Ben Christenson was raised Anglican — church every Sunday, a religious school, and Christian camp every summer. But Christenson, 27 of Fairfax, Virginia, always found himself longing for a more traditional faith.
“The hard thing about growing up in my church is that there was a lot of change even in my lifetime,” he told The Post. “I realized that there really was no way to stop the change.”
He watched as traditions went by the wayside: The robed choir was swapped out for a worship band, lines were blurred on female ordination, and long-held stances on LGBT issues shifted.
“All of that stuff was basically fungible, which gave me a sense that the theological commitments are kind of fungible, too,” he said.
So Christenson began exploring other denominations in college and landed on perhaps the most traditional of all: Orthodox Christianity. In 2022, at the age of 25, he converted.
“It seems to me like the mainline denominations are hemorrhaging people,” he said. “If you still are serious about being a Christian now […]
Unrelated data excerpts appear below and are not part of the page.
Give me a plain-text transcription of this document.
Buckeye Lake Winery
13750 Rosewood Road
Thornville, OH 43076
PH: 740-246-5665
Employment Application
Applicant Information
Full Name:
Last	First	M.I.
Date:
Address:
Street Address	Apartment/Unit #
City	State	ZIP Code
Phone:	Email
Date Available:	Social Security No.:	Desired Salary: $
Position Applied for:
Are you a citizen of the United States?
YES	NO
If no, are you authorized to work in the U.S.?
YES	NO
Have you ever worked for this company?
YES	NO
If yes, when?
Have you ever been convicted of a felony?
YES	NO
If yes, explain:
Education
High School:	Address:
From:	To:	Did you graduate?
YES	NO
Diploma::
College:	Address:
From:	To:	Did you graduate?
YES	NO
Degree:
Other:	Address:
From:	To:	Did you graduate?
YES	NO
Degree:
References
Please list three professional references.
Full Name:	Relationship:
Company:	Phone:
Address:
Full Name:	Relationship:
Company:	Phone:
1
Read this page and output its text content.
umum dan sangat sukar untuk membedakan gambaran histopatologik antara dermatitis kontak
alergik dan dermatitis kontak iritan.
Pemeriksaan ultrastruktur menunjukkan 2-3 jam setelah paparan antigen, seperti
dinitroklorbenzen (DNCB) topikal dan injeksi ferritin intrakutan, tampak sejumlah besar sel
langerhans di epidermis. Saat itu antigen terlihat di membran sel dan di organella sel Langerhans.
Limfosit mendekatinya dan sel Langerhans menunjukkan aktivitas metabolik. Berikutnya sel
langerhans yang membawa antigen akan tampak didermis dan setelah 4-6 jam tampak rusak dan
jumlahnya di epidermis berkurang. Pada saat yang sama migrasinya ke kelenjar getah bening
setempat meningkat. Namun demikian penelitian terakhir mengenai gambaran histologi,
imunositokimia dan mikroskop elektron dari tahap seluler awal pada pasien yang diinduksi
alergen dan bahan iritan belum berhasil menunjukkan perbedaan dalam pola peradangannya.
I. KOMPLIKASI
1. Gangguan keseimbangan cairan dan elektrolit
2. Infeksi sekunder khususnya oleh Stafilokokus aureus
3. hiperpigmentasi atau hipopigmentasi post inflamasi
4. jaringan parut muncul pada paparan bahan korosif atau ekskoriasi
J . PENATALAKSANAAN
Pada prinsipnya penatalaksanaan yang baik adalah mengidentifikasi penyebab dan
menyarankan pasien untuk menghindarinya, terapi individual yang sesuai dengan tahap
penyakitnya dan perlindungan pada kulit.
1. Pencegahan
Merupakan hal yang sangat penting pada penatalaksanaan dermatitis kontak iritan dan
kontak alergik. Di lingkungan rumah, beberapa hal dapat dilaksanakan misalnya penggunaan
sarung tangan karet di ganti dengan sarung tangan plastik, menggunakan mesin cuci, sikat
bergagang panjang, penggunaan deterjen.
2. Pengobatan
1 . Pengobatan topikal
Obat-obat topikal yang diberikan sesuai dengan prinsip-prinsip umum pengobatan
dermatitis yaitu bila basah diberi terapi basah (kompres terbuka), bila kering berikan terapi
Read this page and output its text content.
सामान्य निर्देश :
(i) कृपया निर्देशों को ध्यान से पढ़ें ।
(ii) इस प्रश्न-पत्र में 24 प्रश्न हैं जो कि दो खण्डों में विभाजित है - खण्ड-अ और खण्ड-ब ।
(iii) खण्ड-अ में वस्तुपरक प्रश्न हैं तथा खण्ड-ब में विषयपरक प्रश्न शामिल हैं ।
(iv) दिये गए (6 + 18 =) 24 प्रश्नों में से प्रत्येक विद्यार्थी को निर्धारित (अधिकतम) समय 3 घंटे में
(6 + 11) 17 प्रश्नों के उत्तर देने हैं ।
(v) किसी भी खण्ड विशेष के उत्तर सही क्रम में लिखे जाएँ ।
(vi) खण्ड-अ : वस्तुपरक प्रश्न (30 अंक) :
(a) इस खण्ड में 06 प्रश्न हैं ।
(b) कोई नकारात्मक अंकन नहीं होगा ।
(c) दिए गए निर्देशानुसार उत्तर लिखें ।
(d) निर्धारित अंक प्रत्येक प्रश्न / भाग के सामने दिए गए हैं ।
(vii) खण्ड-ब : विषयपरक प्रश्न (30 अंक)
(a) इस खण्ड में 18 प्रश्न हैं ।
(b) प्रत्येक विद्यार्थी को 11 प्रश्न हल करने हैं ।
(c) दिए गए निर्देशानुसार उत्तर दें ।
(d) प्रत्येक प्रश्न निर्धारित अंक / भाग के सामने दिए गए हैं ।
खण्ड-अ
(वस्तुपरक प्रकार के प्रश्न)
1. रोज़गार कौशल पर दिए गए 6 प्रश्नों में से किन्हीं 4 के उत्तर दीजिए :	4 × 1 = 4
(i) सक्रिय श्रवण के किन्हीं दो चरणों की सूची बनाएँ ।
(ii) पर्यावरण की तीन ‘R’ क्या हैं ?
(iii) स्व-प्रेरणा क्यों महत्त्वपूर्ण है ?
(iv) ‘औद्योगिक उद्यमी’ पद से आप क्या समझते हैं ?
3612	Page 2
The trend toward tradition and orthodoxy is multifaceted. The article does this trend a disservice by attempting to reduce it to a masculine/feminine dichotomy which distorts the complexity of what it occurring. Looking at just one aspect of this, for example, with climate change we would expect to see a paradoxical process whereby tradition will be more difficult to sustain due to disruptions in the lives of the population, along with a desire for tradition as it provides stability lacking the popular culture. This is one small aspect of much larger processes.